Ufficio del direttore generaleLa figura del Direttore Generale degli enti Locali è stata introdotta dalla legge n. 127/1997 in seguito a diversi interventi riformatori della pubblica amministrazione.

Tale disciplina aggiunse alla legge n. 142/90, legge quadro sugli enti locali, l’art. 51-bis, recante appunto la rubrica “Direttore Generale”, che ha disposto che il sindaco, nei comuni con popolazione superiore ai 15.000 abitanti, così come il presidente della provincia, previa deliberazione delle rispettive giunte, possono nominare un direttore generale, al di fuori della dotazione organica e con contratto a tempo determinato, e secondo criteri stabiliti dal regolamento di organizzazione degli uffici.

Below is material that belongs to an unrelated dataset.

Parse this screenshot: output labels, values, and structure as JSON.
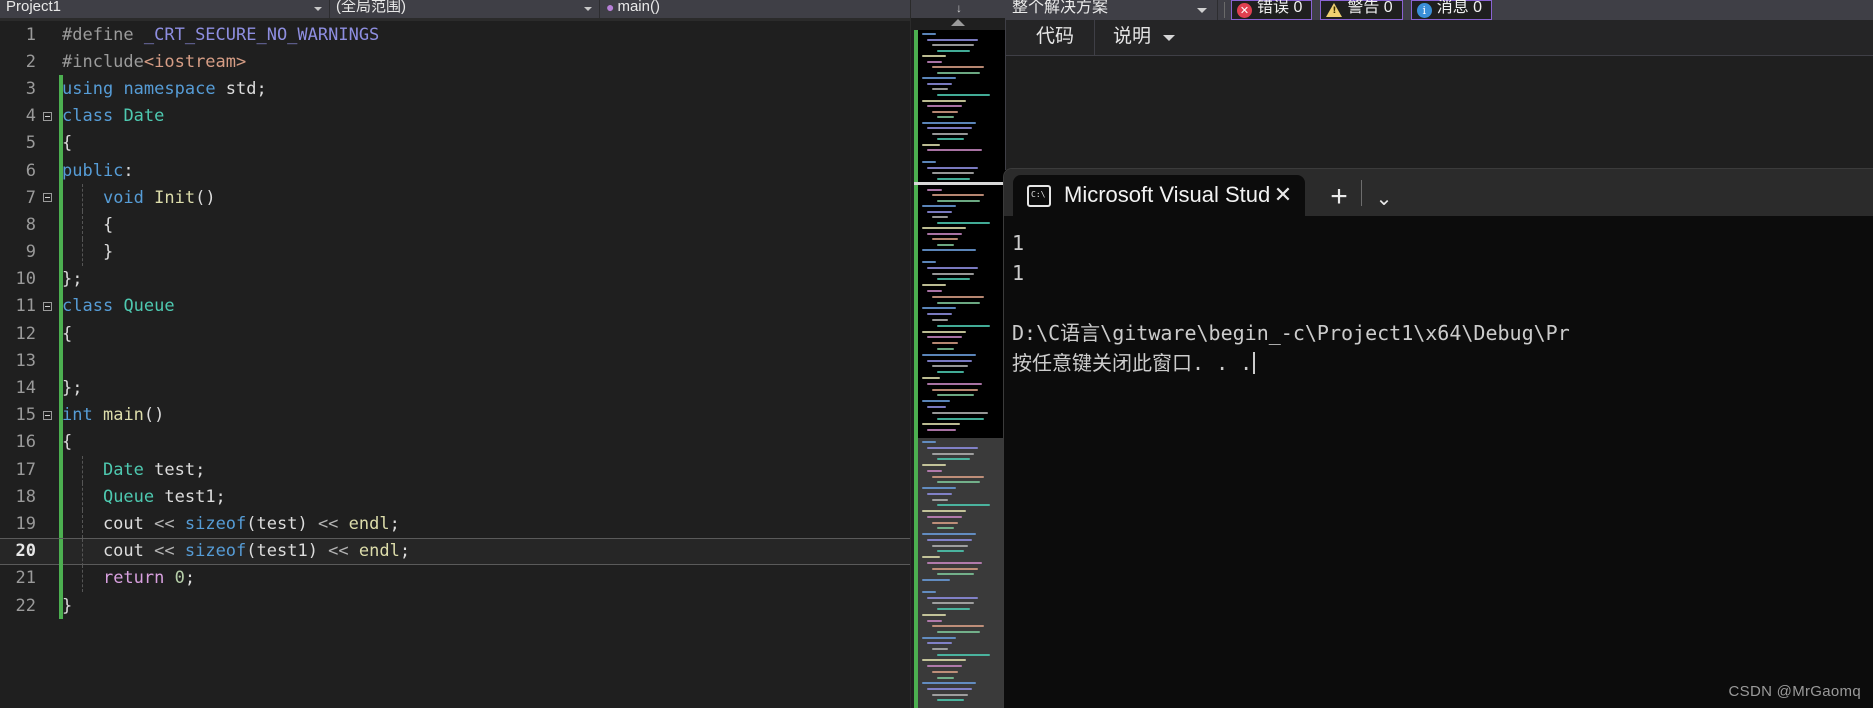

Funzioni del direttore generale nei Comuni

Le funzioni principali del Direttore Generale nei Comuni sono: attuare gli indirizzi e gli obiettivi stabiliti dagli organi di governo dell’ente, secondo le direttive impartite dal sindaco o dal presidente della provincia; sovraintendere alla gestione dell’ente, perseguendo livelli ottimali di efficacia ed efficienza.

Compete in particolare al Direttore Generale la predisposizione di alcuni atti previsti dalla normativa degli enti locali, quali il piano dettagliato di obiettivi e la proposta di piano esecutivo di gestione.

A tali fini, al Direttore Generale rispondono, nell’esercizio delle funzioni loro assegnate, i dirigenti dell’ente, ad eccezione del segretario del comune e della provincia.

Il Direttore Generale è revocato dal sindaco o dal presidente della provincia, previa deliberazione della giunta. La durata dell’incarico non può eccedere quella del mandato del sindaco o del presidente.

Nei Comuni con popolazione inferiore ai 15.000 abitanti era consentito procedere alla nomina del Direttore Generale previa stipula di convenzione tra Comuni le cui popolazioni assommate raggiungessero tale limite ed in tal caso il direttore generale doveva provvedere anche alla gestione coordinata o unitaria dei servizi tra i comuni interessati.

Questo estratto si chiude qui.